Addirittura negli Usa – dove non ci sono indicazioni geografiche
come in Europa, salvo qualche rarissimo prodotto che
ha notorietà e peculiarità specifiche – il valore aggiunto delle
materie prime agricole è inferiore rispetto all’Italia.
Meno del 45% delle imprese agricole totali realizza margini positivi
e anche al di là dell’Atlantico ci si sta orientando verso
la produzione di energia rinnovabile, dando così spazio allo
sviluppo della multifunzione che da noi, in Italia, grazie al pressing
di Coldiretti, ha potuto contare su una definizione normativa
dal lontano 2001 con la legge di Orientamento agricolo
(che ha colpevolmente riconosciuto un ruolo “mutilato” alle
imprese agromeccaniche). La parentesi sul mondo agricolo
americano deve necessariamente portarci a riflettere sull’evoluzione
globale del modello agricolo e sulla necessità appunto
di fare reddito, per non esporre le imprese a rovesci pericolosi,
che potrebbero portare anche alla chiusura dell’attività, qualsiasi
siano le dimensioni medie.
L’assemblea 2019 di Cai ci porterà a riflettere anche sulla razionalità
o sostenibilità ambientale, con uno studio pilota realizzato
dall’Università di Milano, che certifica il ruolo del contoterzismo
agricolo anche in chiave di rispetto dell’ambiente
e del contenimento delle emissioni. Non riconoscere il ruolo
che gli agromeccanici meritano anche in termini ambientali,
in futuro sarà null’altro che antistorico. Altra leva per la sopravvivenza
dell’agricoltura sarà la razionalità o sostenibilità sociale.

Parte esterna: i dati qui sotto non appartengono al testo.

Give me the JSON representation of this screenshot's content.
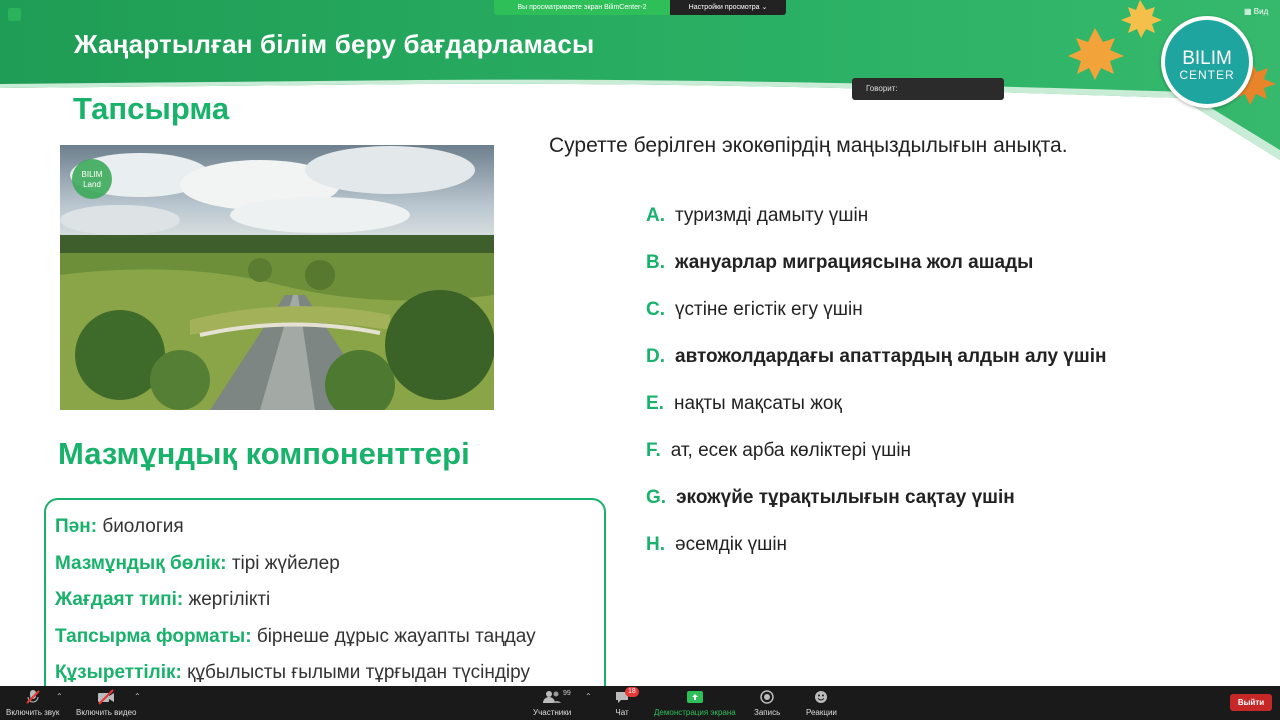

La battaglia per ridurre le morti sul lavoro non si combatte
a colpi di slogan, ma di innovazione nelle aziende, a partire dal
contesto della meccanizzazione. E chi ha la forza di innovare,
se non le imprese agromeccaniche? A chi affidare gli appalti di
manutenzione del verde, delle strade, dei canali, se non a chi
può contare su trattori e mezzi agricoli moderni, efficienti, in
linea con le normative sulle emissioni e sulla sicurezza?
Uno sguardo – da sindacato degli agromeccanici – all’Europa.
La Commissione europea, giunta ai titoli di coda del quinquennio
istituzionale, ha messo a disposizione - grazie a un accordo
con Bei - un miliardo di euro per il ricambio generazionale.
L’ennesima miopia. Si tende la mano ai giovani agricoltori in
ordine sparso, ma si escludono dalle politiche di crescita i
giovani imprenditori agromeccanici. Povera Europa.